Whilst observing our captive economist today prognosticating on growth for different economies across the globe I was struck by the remarkable similarities between this art form and that of general and ancient practices of divination.

One needs a source of divination. For the economist it helps to have a number of charts and usually plots of trends and potentials. All sorts of interesting terms are bandied about to nuance the viewpoint ‘output gap’, ‘trend growth’ or ‘inflation expectations’ but interestingly none of these are wildly different from present levels. All scenarios as merely extrapolations of the ‘known’ when what we are faced with is an unknown and dynamic notional system dubbed ‘the economy.’ I have no bones with the use of these charts to understand and explain economic activity but what I can’t understand is how an economy (being a giant description of a huge, interconnected system of trade) can have a trend growth rate?

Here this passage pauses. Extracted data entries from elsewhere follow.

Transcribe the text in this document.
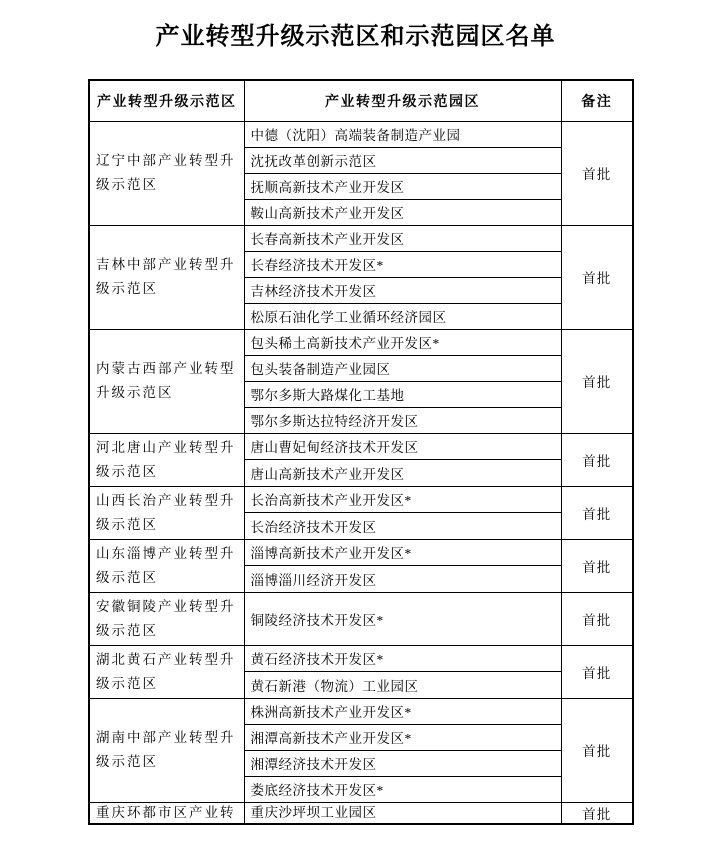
产业转型升级示范区和示范园区名单
产业转型升级示范区	产业转型升级示范园区	备注
辽宁中部产业转型升级示范区	中德（沈阳）高端装备制造产业园	首批
	沈抚改革创新示范区	
	抚顺高新技术产业开发区	
	鞍山高新技术产业开发区	
吉林中部产业转型升级示范区	长春高新技术产业开发区	首批
	长春经济技术开发区*	
	吉林经济技术开发区	
	松原石油化学工业循环经济园区	
内蒙古西部产业转型升级示范区	包头稀土高新技术产业开发区*	首批
	包头装备制造产业园区	
	鄂尔多斯大路煤化工基地	
	鄂尔多斯达拉特经济开发区	
河北唐山产业转型升级示范区	唐山曹妃甸经济技术开发区	首批
	唐山高新技术产业开发区	
山西长治产业转型升级示范区	长治高新技术产业开发区*	首批
	长治经济技术开发区	
山东淄博产业转型升级示范区	淄博高新技术产业开发区*	首批
	淄博淄川经济开发区	
安徽铜陵产业转型升级示范区	铜陵经济技术开发区*	首批
湖北黄石产业转型升级示范区	黄石经济技术开发区*	首批
	黄石新港（物流）工业园区	
湖南中部产业转型升级示范区	株洲高新技术产业开发区*	首批
	湘潭高新技术产业开发区*	
	湘潭经济技术开发区	
	娄底经济技术开发区*	
重庆环都市区产业转	重庆沙坪坝工业园区	首批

Or where one can physically observe the output gap?

This to my mind is akin to divination from the charts just as the sages of ancient China used turtle shells burned in fires to read the cracks in the charred shell and offer views on the future. I will take a bold step and suggest that actually the ancient sage’s method was appropriate for the world view at the time just as economic explanations for many modern systems help people make decisions and the future. That may in fact be where the value of economic forecasting lies. It’s never correct but it’s another tool to make sense of the world. Perhaps in the future the science of economic forecasting will be resigned to the scrapheap of obsolete description of the world such as the four temperaments or the celestial spheres.

For my forecast I am selecting the Bible and the Pharaohs dream of seven fat cattle and seven thin cattle. Using this estimate I foresee an upswing in recovery from 2015 assuming the 2001-2008 fat trends persists to the next cycle.